Она позвонила Жеремиасу и сказала, что хочет повидаться с ним.
— Я приеду за тобой в аэропорт, — радостно прокричал Жеремиас.
Проявив жестокость с Луаной и сразу же почувствовав себя и виноватым и несчастным, Бруну пожалел Лию. Сейчас он сам испытал, что такое разлука для любящих, и не хотел такой участи для дочери.
— Я слышал, Апарасиу купил фургон, — сказал он Лие, которая и стремилась, да все никак не могла решиться уехать со Светлячком.
А Дуэт уже вовсю разъезжал и показывал в дополнение к концерту еще и цирковые номера, которые тоже пользовались большим успехом. Чтобы отправиться в дальнее странствие, ждали только решения Лии.
— Да, папа, — подтвердила Лия. — И замечательный! На нем хоть на край света можно уехать.
— Ну и поезжай себе с Богом. А если что-то не заладится, всегда помни, что у тебя есть дом, — сказал Бруну и крепко обнял дочь.
— Едим! Едим! — на пороге квартиры появилась сияющая Лия, и Светлячок радостно заключил ее в объятия. — Хоть завтра! Отец согласился…
Согласие Бруну на самостоятельную жизнь дочери значило для нее даже больше, чем согласие на свадьбу, и Апарасиу понял это.
— Едим завтра же! — подхватил он, кружа Лию по комнате.
Настал новый день, а с ним и новая жизнь — путешествие началось!..
Новая жизнь началась и у Луаны. Жеремиас отвел ей прекрасную комнату и всячески баловал племянницу. Луана сразу же прониклась симпатией к Жудити и чувствовала, как настороженно относится к ней Рафаэла, хотя та всячески предлагала ей свою помощь. Сначала предложила показать имение и молочные фермы.
— Должна же ты знать свое хозяйство, — заявила она.
— Это не мое хозяйство, — равнодушно ответила Луана. — Спасибо, но я предпочитаю посидеть и поговорить с Жудити.

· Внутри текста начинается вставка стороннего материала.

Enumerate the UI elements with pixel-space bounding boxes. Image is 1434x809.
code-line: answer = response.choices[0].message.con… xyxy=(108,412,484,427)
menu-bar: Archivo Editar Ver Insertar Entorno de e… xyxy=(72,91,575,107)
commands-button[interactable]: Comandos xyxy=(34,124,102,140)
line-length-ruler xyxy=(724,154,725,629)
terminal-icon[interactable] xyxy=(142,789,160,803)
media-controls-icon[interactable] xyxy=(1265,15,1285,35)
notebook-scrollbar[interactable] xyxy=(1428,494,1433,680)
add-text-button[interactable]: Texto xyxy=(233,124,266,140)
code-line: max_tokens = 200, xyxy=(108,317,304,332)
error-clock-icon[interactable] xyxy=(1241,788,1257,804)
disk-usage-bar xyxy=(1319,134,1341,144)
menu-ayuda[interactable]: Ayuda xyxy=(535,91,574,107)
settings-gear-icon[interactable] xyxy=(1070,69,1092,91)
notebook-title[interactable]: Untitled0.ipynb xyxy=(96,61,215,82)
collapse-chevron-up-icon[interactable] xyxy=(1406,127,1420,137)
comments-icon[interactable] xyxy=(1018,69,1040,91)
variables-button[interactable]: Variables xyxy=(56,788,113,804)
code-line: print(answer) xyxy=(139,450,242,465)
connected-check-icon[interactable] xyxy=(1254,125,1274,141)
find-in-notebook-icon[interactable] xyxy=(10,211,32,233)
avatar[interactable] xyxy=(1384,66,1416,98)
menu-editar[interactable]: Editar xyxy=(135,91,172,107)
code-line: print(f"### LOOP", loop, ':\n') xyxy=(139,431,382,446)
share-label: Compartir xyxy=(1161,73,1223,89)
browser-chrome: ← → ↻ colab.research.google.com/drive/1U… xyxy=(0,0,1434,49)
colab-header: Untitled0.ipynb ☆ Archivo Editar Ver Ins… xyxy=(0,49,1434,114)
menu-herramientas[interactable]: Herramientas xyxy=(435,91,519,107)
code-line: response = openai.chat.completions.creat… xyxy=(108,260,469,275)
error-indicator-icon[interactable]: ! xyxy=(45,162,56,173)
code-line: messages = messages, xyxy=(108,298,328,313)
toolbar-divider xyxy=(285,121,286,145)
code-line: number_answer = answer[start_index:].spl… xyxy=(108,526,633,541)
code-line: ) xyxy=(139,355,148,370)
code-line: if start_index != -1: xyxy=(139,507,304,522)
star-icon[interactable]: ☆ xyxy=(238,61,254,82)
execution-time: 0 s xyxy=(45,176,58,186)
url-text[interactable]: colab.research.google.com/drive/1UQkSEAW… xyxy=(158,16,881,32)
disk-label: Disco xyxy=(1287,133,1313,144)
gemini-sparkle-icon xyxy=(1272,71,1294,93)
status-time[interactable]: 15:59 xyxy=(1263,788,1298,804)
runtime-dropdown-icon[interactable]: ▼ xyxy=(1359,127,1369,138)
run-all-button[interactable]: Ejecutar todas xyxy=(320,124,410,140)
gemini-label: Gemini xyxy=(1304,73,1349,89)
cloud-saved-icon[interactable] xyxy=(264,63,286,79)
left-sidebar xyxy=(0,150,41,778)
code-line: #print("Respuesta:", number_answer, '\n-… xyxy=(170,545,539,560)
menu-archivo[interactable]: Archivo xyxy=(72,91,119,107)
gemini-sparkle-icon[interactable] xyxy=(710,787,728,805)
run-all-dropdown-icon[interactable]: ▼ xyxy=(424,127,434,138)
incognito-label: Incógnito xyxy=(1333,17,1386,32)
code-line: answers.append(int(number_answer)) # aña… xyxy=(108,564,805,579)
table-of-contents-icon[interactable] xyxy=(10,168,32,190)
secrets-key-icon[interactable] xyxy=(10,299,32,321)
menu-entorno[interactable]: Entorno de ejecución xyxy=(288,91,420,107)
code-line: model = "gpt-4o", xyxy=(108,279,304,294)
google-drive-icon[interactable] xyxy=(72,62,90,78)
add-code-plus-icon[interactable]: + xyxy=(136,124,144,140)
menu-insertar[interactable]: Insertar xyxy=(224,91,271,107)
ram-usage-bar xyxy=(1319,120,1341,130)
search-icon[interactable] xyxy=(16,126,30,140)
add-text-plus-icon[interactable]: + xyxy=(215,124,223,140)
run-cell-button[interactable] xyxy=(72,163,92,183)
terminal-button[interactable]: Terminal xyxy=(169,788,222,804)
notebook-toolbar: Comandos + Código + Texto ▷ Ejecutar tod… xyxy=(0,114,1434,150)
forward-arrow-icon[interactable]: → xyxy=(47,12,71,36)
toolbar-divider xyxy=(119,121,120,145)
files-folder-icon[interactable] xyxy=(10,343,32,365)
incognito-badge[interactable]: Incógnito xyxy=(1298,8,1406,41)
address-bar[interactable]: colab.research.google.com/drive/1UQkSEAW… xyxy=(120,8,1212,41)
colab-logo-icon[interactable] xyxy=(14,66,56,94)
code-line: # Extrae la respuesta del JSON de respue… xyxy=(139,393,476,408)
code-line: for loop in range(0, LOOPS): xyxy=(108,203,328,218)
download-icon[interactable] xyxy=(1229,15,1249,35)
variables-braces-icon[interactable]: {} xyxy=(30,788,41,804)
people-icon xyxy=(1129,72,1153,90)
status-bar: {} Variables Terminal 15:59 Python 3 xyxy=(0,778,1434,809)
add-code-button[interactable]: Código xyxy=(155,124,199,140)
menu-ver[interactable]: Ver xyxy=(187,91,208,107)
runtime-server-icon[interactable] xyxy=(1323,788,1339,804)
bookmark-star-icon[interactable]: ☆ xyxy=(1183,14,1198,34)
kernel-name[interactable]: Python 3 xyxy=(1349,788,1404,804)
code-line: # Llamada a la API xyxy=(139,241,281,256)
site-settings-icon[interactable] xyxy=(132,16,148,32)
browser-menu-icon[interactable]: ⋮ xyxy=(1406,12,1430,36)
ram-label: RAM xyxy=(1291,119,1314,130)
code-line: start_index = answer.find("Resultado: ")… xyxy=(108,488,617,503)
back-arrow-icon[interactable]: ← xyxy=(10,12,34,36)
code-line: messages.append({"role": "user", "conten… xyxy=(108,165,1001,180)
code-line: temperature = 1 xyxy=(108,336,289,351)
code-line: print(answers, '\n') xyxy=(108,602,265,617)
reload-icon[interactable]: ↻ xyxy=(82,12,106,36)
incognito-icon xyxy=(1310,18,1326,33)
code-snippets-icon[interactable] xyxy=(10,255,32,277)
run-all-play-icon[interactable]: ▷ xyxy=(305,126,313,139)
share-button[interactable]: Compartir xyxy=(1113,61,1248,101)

А Жудити, поглядев вслед не слишком довольной отказом Рафаэле, сказала:
— По-моему, тебе надо опасаться и ее, и ее муженька. Они тебе завидуют.
Второй раз Рафаэла предложила свою помощь, когда выяснилось, что Луана едва умеет читать и писать.
— Я могу заняться твоим образованием, — заявила она.
— Зачем, голубка? — ответил ей старый Жеремиас. — Уж лучше я найму ей учительницу. Жаль, жаль, что ты не нашла меня раньше, племянница, — посоветовал он. — Училась бы за границей, воспитана была бы как принцесса.
Луана не без насмешливости развела руками — мол, принимайте такую, какая есть.
Жеремиас сообразил, что сказал не то, и тут же поправился:
— Ты мне и так дороже всех на свете! А захочешь, все наверстаешь!